We have shown both theoretically and experimentally that tunnel currents in networks of disordered irregularly shaped nanoparticles (NPs) can be calculated by considering the networks as arrays of parallel nonlinear resistors. Each resistor is described by a one-dimensional or a two-dimensional array of equal size nanoparticles that the tunnel junction gaps between nanoparticles in each resistor is assumed to be equal. The number of tunnel junctions between two contact electrodes and the tunnel junction gaps between nanoparticles are found to be functions of Coulomb blockade energies. In addition, the tunnel barriers between nanoparticles were considered to be tilted at high voltages. Furthermore, the role of thermal expansion coefficient of the tunnel junction gaps on the tunnel current is taken into account. The model calculations fit very well to the experimental data of a network of disordered gold nanoparticles, a forest of multi-wall carbon nanotubes, and a network of few-layer graphene nanoplates over a wide temperature range (5-300 K) at low and high DC bias voltages (0.001 mV–50 V).
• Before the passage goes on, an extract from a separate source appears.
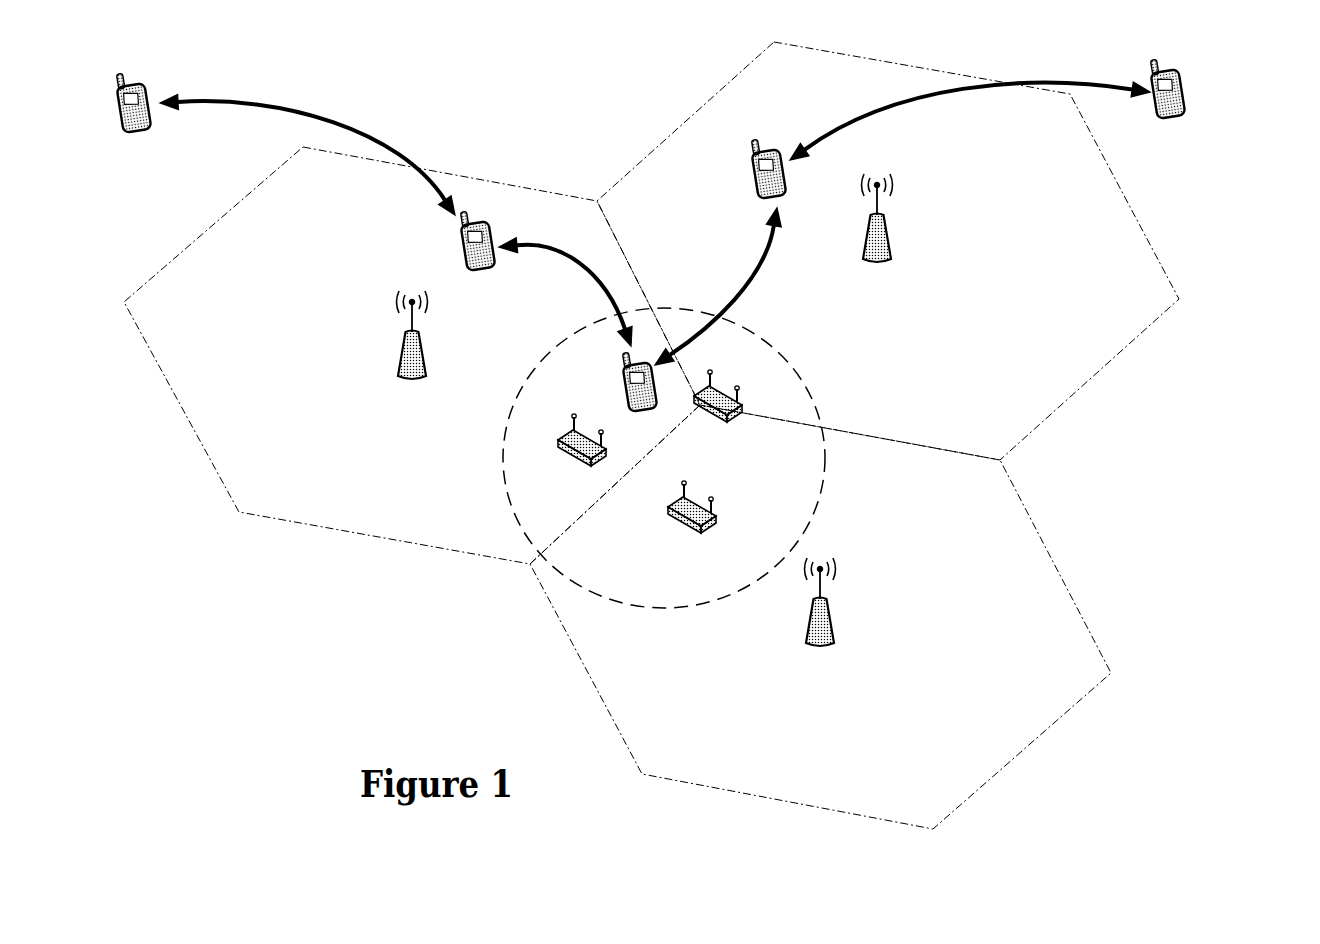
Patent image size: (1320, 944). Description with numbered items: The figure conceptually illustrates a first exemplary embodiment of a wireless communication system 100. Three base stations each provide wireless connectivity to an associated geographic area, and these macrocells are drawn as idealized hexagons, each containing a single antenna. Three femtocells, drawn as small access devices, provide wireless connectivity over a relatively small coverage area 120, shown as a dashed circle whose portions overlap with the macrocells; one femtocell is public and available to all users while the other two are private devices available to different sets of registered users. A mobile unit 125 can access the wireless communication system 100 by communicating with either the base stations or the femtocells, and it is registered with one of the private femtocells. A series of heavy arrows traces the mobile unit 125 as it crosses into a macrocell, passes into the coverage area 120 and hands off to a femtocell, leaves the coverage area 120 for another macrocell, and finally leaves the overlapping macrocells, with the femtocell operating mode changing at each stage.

The wireless communication system 100 is at (1207, 712).
The coverage area 120 is at (648, 612).
The mobile unit 125 is at (137, 135).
Our investigations indicate, although electron cotunneling in networks of disordered irregularly shaped NPs may occur, non-Arrhenius behavior at low temperatures cannot be described by the cotunneling model due to size distribution in the networks and irregular shape of nanoparticles. Non-Arrhenius behavior of the samples at zero bias voltage limit was attributed to the disorder in the samples. Unlike the electron cotunneling model, we found that the crossover from Arrhenius to non-Arrhenius behavior occurs at two temperatures, one at a high temperature and the other at a low temperature.